Samuel Garza Bernstein (born 1970[1]) is an American screenwriter, playwright, director and author who grew up all over the world, living in Cairo, Honolulu, Austin, Phoenix, Albuquerque, New York City, Los Angeles, and Ft. Collins, Colorado, while his family also traveled through Asia, Africa, Europe, and the Caribbean. He is co-founder of Babyhead Productions with husband Ronald Shore. The couple have been together since 1994, and were married in a Jewish ceremony in 1996, then in Vancouver, Canada in 2003 when it became legal for same sex couples to marry, and then again in 2013 in West Hollywood, California, after the Supreme Court struck down Proposition 8.[2] He is also a volunteer Court Appointed Special Advocate (CASA) for foster children in Los Angeles County.[3]
Awards
Writers Guild of America Writers Access Project Honoree (2018)[4]
London Independent Film Awards Best Original Screenplay Elephant & Castle (2017)[5]
British Independent Film Festival Special Citation Elephant & Castle (2016)[6]
Foreword Book of the Year Finalist (Biography) Mr. Confidential: The Man, His Magazine & The Movieland Massacre That Changed Hollywood Forever (2006)[10]

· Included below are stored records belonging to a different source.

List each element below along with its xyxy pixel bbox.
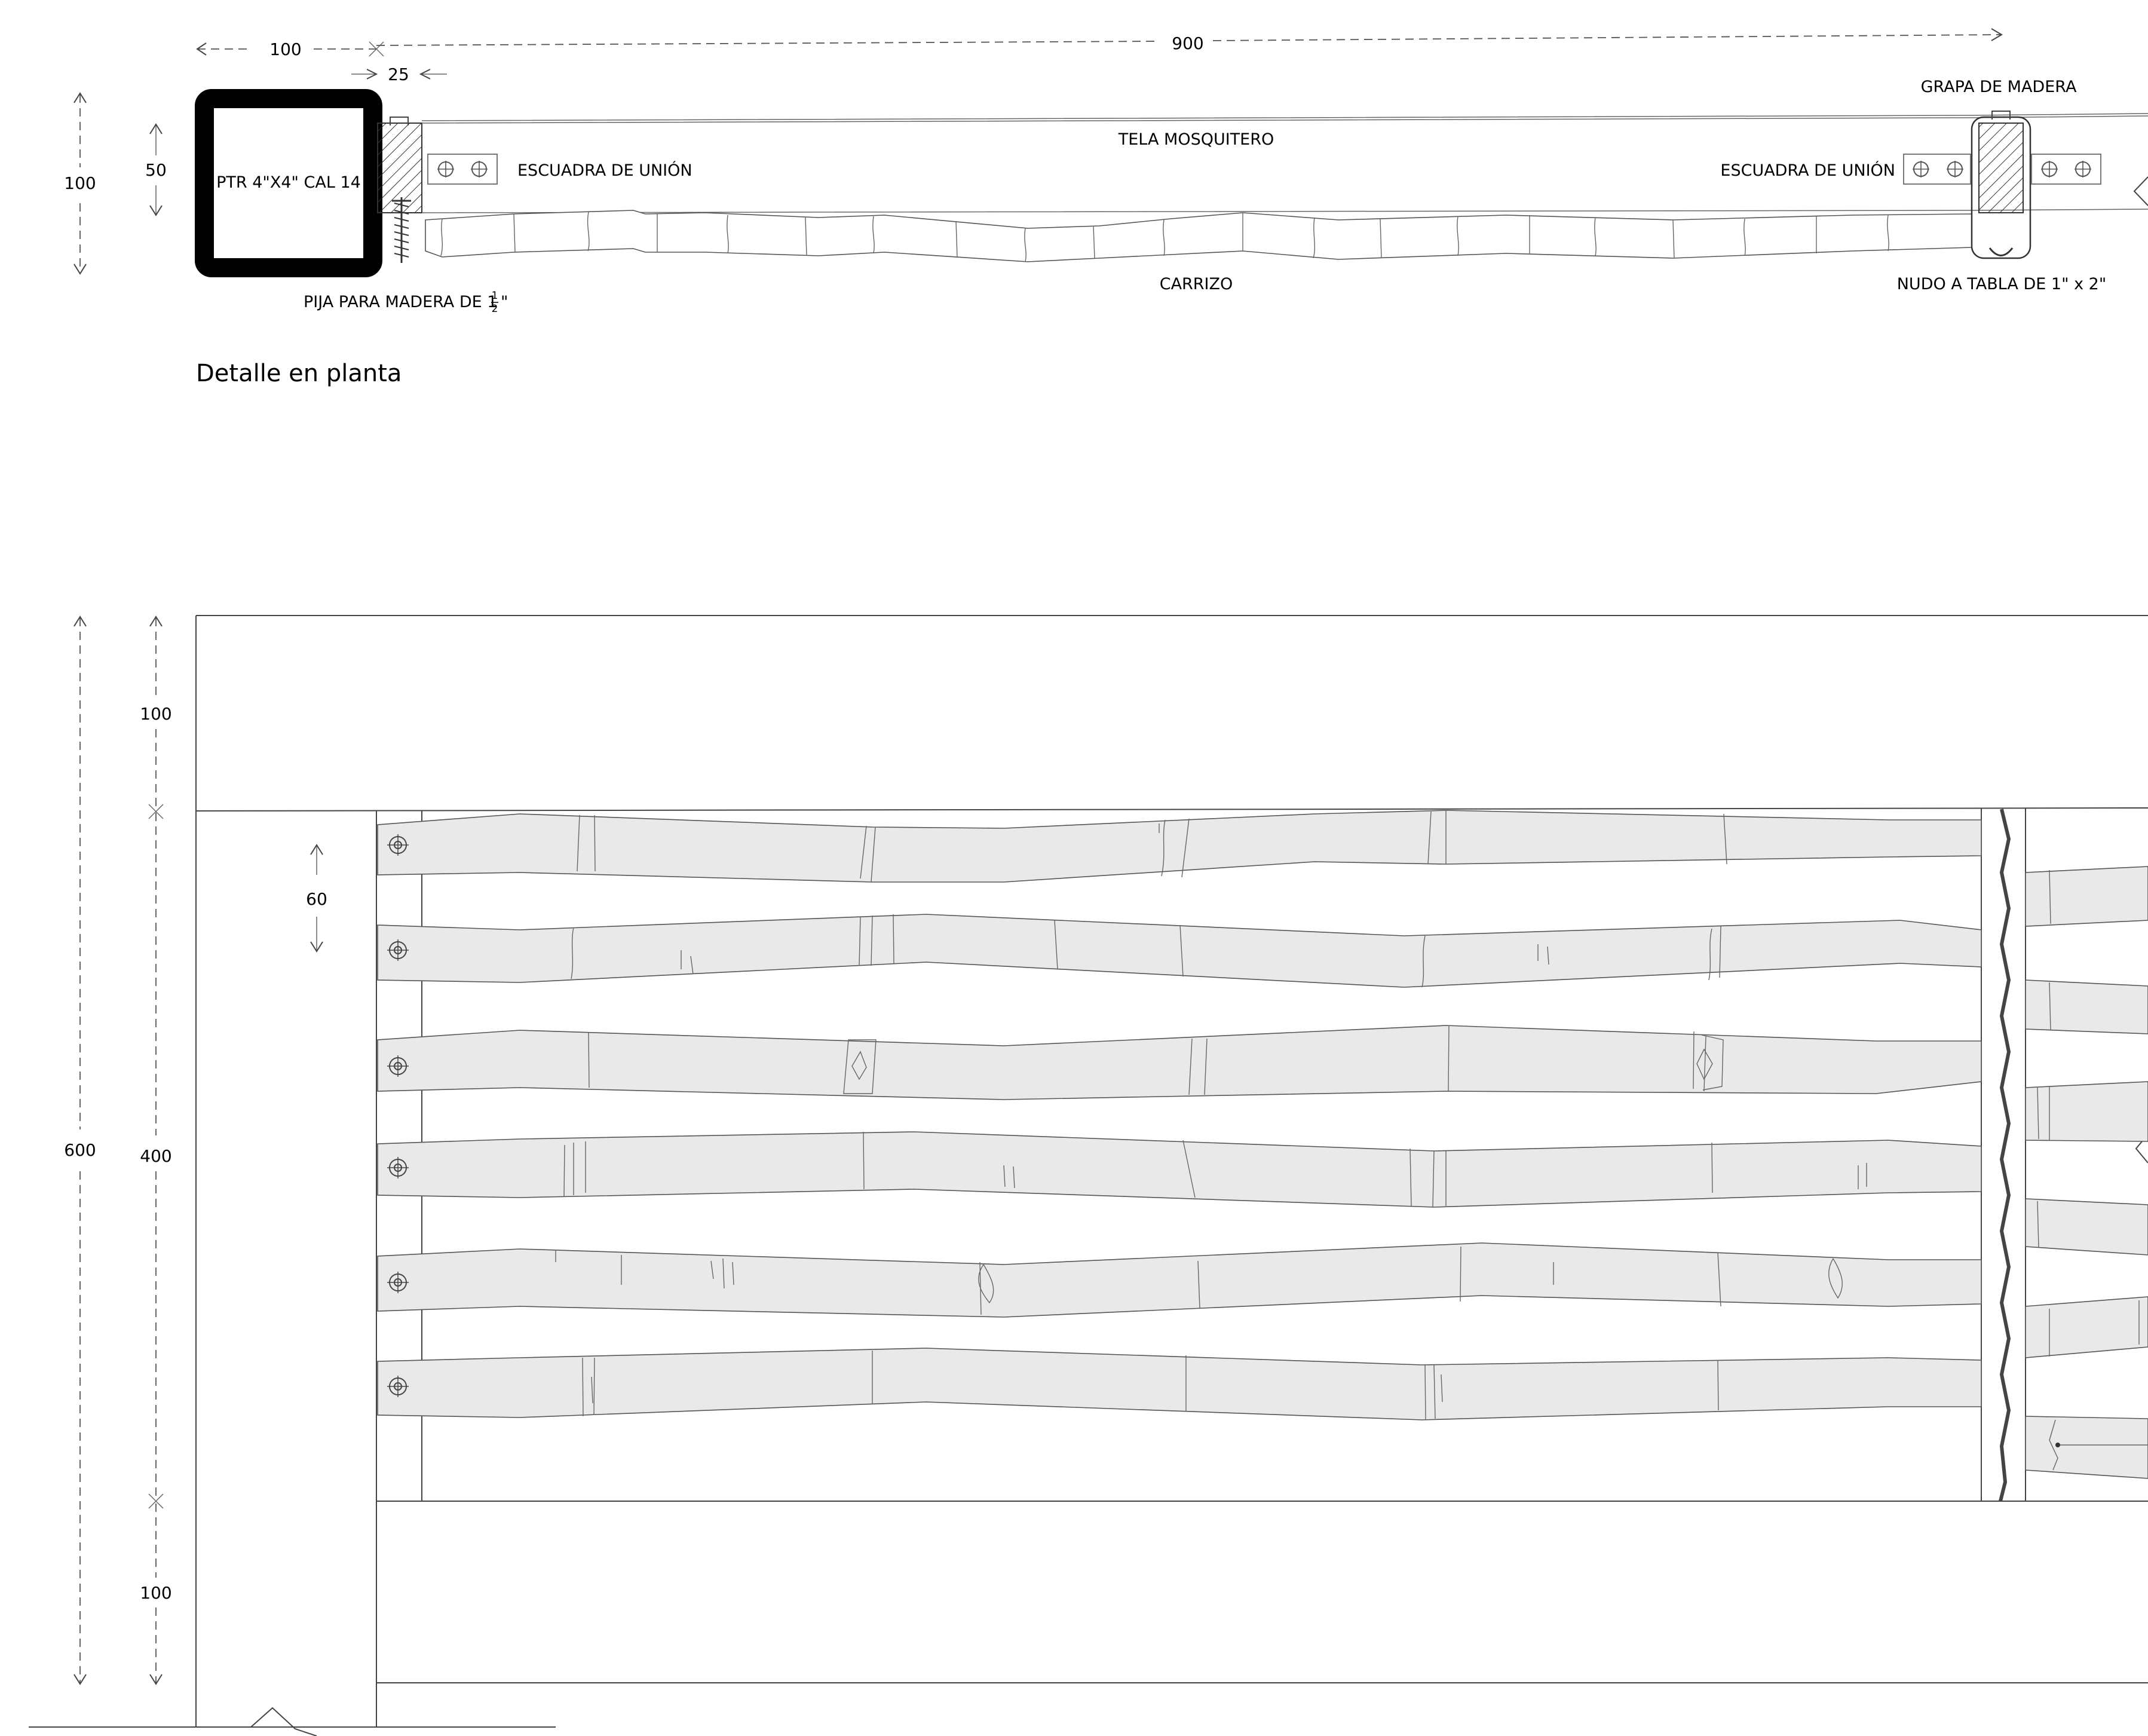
dim-top-band: 100 xyxy=(140,704,171,724)
right-side-reeds xyxy=(2025,866,2148,1479)
escuadra-label-right: ESCUADRA DE UNIÓN xyxy=(1720,161,1895,180)
pija-label: PIJA PARA MADERA DE 1 1 2 " xyxy=(304,290,508,315)
bolt-icon xyxy=(1947,161,1963,177)
dim-total-height: 600 xyxy=(64,1140,96,1160)
carrizo-reed xyxy=(377,914,1982,988)
pija-label-text: PIJA PARA MADERA DE 1 xyxy=(304,293,497,311)
bolt-icon xyxy=(2041,161,2058,177)
plan-detail: 100 900 25 100 50 PTR 4"X4" CAL 14 ESCUA… xyxy=(64,28,2148,387)
dim-post-depth: 50 xyxy=(145,160,167,180)
bolt-icon xyxy=(1913,161,1929,177)
carrizo-label: CARRIZO xyxy=(1160,275,1233,293)
dim-post-width: 100 xyxy=(269,39,301,59)
grapa-label: GRAPA DE MADERA xyxy=(1921,78,2077,96)
dim-overall-length: 900 xyxy=(1172,33,1203,53)
carrizo-reed xyxy=(377,1131,1982,1208)
bolt-icon xyxy=(437,161,454,177)
carrizo-reed xyxy=(377,1025,1982,1100)
tela-label: TELA MOSQUITERO xyxy=(1118,130,1274,149)
pija-fraction-numerator: 1 xyxy=(492,290,498,302)
ptr-steel-post: PTR 4"X4" CAL 14 xyxy=(195,89,382,277)
pija-label-suffix: " xyxy=(501,293,508,311)
plan-detail-title: Detalle en planta xyxy=(196,360,402,387)
carrizo-reed xyxy=(377,810,1982,883)
dim-reed-spacing: 60 xyxy=(306,889,327,909)
construction-drawing: 100 900 25 100 50 PTR 4"X4" CAL 14 ESCUA… xyxy=(29,28,2148,1736)
elevation-view: 600 100 400 100 60 xyxy=(29,615,2148,1736)
left-union-bracket xyxy=(427,154,498,185)
carrizo-reed xyxy=(377,1242,1982,1318)
dim-middle-band: 400 xyxy=(140,1146,171,1166)
pija-fraction-denominator: 2 xyxy=(492,303,498,315)
ptr-label: PTR 4"X4" CAL 14 xyxy=(216,173,361,192)
left-wood-board xyxy=(377,117,422,213)
bolt-icon xyxy=(2075,161,2091,177)
knot-tie-line xyxy=(1999,809,2011,1502)
carrizo-reed xyxy=(377,1348,1982,1420)
carrizo-plan-reed xyxy=(425,210,1972,262)
right-union-bracket xyxy=(1903,154,2148,206)
dim-bottom-band: 100 xyxy=(140,1583,171,1603)
right-wood-board xyxy=(1971,111,2031,259)
bolt-icon xyxy=(471,161,488,177)
nudo-label: NUDO A TABLA DE 1" x 2" xyxy=(1897,275,2107,293)
escuadra-label-left: ESCUADRA DE UNIÓN xyxy=(517,161,692,180)
dim-board-width: 25 xyxy=(388,65,409,84)
dim-total-depth: 100 xyxy=(64,173,96,193)
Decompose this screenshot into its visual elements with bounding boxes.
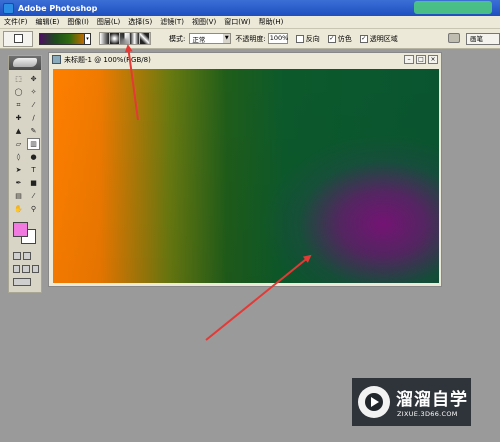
dither-checkbox[interactable]: ✓ 仿色 [327, 34, 352, 44]
canvas[interactable] [53, 69, 439, 283]
minimize-icon[interactable]: – [404, 55, 414, 64]
canvas-shade [53, 69, 439, 283]
slice-icon[interactable]: ⁄ [27, 99, 40, 111]
magic-wand-icon[interactable]: ✧ [27, 86, 40, 98]
toolbox: ⬚ ✥ ◯ ✧ ⌗ ⁄ ✚ ∕ ▲ ✎ ▱ ▥ ◊ ● ➤ T ✒ ■ ▤ ⁄ … [8, 55, 42, 293]
hand-icon[interactable]: ✋ [12, 203, 25, 215]
reverse-checkbox[interactable]: 反向 [295, 34, 320, 44]
transparency-checkbox-box[interactable]: ✓ [359, 34, 368, 43]
radial-gradient-button[interactable] [110, 33, 120, 44]
transparency-label: 透明区域 [369, 34, 398, 43]
brushes-tab[interactable]: 画笔 [466, 33, 500, 45]
tool-preset-picker[interactable] [3, 30, 33, 47]
watermark-url: ZIXUE.3D66.COM [397, 410, 458, 418]
watermark: 溜溜自学 ZIXUE.3D66.COM [352, 378, 471, 426]
close-icon[interactable]: × [428, 55, 438, 64]
jump-row [13, 278, 39, 288]
full-screen-menu-icon[interactable] [22, 265, 30, 273]
photoshop-window: Adobe Photoshop 文件(F) 编辑(E) 图像(I) 图层(L) … [0, 0, 500, 442]
eraser-icon[interactable]: ▱ [12, 138, 25, 150]
angle-gradient-button[interactable] [120, 33, 130, 44]
stamp-icon[interactable]: ▲ [12, 125, 25, 137]
pen-icon[interactable]: ✒ [12, 177, 25, 189]
lasso-icon[interactable]: ◯ [12, 86, 25, 98]
gradient-dropdown-icon[interactable]: ▾ [85, 32, 91, 45]
feather-icon[interactable] [13, 58, 37, 67]
history-brush-icon[interactable]: ✎ [27, 125, 40, 137]
foreground-color-swatch[interactable] [13, 222, 28, 237]
reverse-checkbox-box[interactable] [295, 34, 304, 43]
gradient-tool-icon [13, 34, 23, 43]
linear-gradient-button[interactable] [100, 33, 110, 44]
maximize-icon[interactable]: □ [416, 55, 426, 64]
marquee-icon[interactable]: ⬚ [12, 73, 25, 85]
blur-icon[interactable]: ◊ [12, 151, 25, 163]
full-screen-icon[interactable] [31, 265, 39, 273]
reverse-label: 反向 [305, 34, 320, 43]
options-bar: ▾ 模式: 正常 ▼ 不透明度: 100% 反向 ✓ 仿色 ✓ 透明区域 画笔 [0, 29, 500, 49]
type-icon[interactable]: T [27, 164, 40, 176]
watermark-name: 溜溜自学 [396, 390, 468, 410]
window-controls: – □ × [404, 55, 438, 64]
taskbar-overlay [414, 1, 492, 14]
chevron-down-icon: ▼ [223, 34, 231, 43]
transparency-checkbox[interactable]: ✓ 透明区域 [359, 34, 398, 44]
gradient-picker[interactable] [39, 32, 85, 45]
menu-help[interactable]: 帮助(H) [255, 17, 288, 27]
move-icon[interactable]: ✥ [27, 73, 40, 85]
jump-to-imageready-icon[interactable] [13, 278, 31, 286]
notes-icon[interactable]: ▤ [12, 190, 25, 202]
gradient-type-group [99, 32, 151, 45]
opacity-label: 不透明度: [235, 34, 266, 43]
mode-select[interactable]: 正常 ▼ [189, 33, 232, 44]
shape-icon[interactable]: ■ [27, 177, 40, 189]
play-logo-icon [358, 386, 390, 418]
quick-mask-icon[interactable] [23, 252, 31, 260]
gradient-icon[interactable]: ▥ [27, 138, 40, 150]
dodge-icon[interactable]: ● [27, 151, 40, 163]
dither-checkbox-box[interactable]: ✓ [327, 34, 336, 43]
mode-label: 模式: [169, 34, 186, 43]
reflected-gradient-button[interactable] [130, 33, 140, 44]
menu-filter[interactable]: 滤镜(T) [156, 17, 188, 27]
diamond-gradient-button[interactable] [140, 33, 150, 44]
menu-image[interactable]: 图像(I) [63, 17, 93, 27]
zoom-icon[interactable]: ⚲ [27, 203, 40, 215]
menu-layer[interactable]: 图层(L) [93, 17, 124, 27]
dither-label: 仿色 [337, 34, 352, 43]
path-select-icon[interactable]: ➤ [12, 164, 25, 176]
menu-edit[interactable]: 编辑(E) [32, 17, 64, 27]
palette-well-button[interactable] [448, 31, 462, 45]
edit-mode-row [13, 252, 39, 262]
menu-view[interactable]: 视图(V) [188, 17, 220, 27]
palette-icon [448, 33, 460, 43]
document-title-bar[interactable]: 未标题-1 @ 100%(RGB/8) – □ × [49, 53, 441, 66]
menu-file[interactable]: 文件(F) [0, 17, 32, 27]
opacity-input[interactable]: 100% [267, 33, 288, 44]
tool-grid: ⬚ ✥ ◯ ✧ ⌗ ⁄ ✚ ∕ ▲ ✎ ▱ ▥ ◊ ● ➤ T ✒ ■ ▤ ⁄ … [12, 73, 40, 215]
title-bar: Adobe Photoshop [0, 0, 500, 16]
standard-mode-icon[interactable] [13, 252, 21, 260]
menu-window[interactable]: 窗口(W) [220, 17, 254, 27]
photoshop-icon [3, 2, 14, 14]
document-window: 未标题-1 @ 100%(RGB/8) – □ × [48, 52, 442, 287]
menu-select[interactable]: 选择(S) [124, 17, 156, 27]
document-icon [52, 55, 61, 64]
mode-value: 正常 [192, 35, 206, 44]
brush-icon[interactable]: ∕ [27, 112, 40, 124]
app-title: Adobe Photoshop [18, 3, 98, 13]
standard-screen-icon[interactable] [13, 265, 21, 273]
crop-icon[interactable]: ⌗ [12, 99, 25, 111]
color-swatches [13, 222, 39, 244]
document-title: 未标题-1 @ 100%(RGB/8) [64, 55, 151, 64]
menu-bar: 文件(F) 编辑(E) 图像(I) 图层(L) 选择(S) 滤镜(T) 视图(V… [0, 16, 500, 29]
screen-mode-row [13, 265, 39, 275]
eyedropper-icon[interactable]: ⁄ [27, 190, 40, 202]
healing-icon[interactable]: ✚ [12, 112, 25, 124]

Samuel Garza Bernstein has written stage plays and musicals, television shows, movies, and books; working in Los Angeles, New York, and London.[2] He dove into show business immediately upon graduating high school in Texas, moving to New York at the age of 17. After studying at the American Academy of Dramatic Arts he began to work as an actor and singer, most notably playing the role of "Magaldi" in various productions of Evita.[2] In the early 90s he started writing, and his first play, "The Liquidation of Granny Peterman," was produced in Hollywood. The Los Angeles Times said, "Samuel Bernstein's insights into what keeps families together are as rich as a holiday pudding."[14]
While writing and rewriting the script that would become his first film, Silent Lies, he worked on his first book, a photo-anthology called "Uncommon Heroes" that won a Stonewall Book Award[15] from the American Library Association in 1996. Bernstein and his partner on the project, Phillip Sherman, tied with writer Dorothy Allison. His book about the rise and fall of Confidential (magazine) in the 1950s, "Mr. Confidential" was published by Walford Press in 2007 and Liz Smith proclaimed that, "It reads like a house afire in a sultry swamp!".[16] He adapted the project with composer David Snyder as a stage musical that premiered in 2014 at the New York Musical Theatre Festival.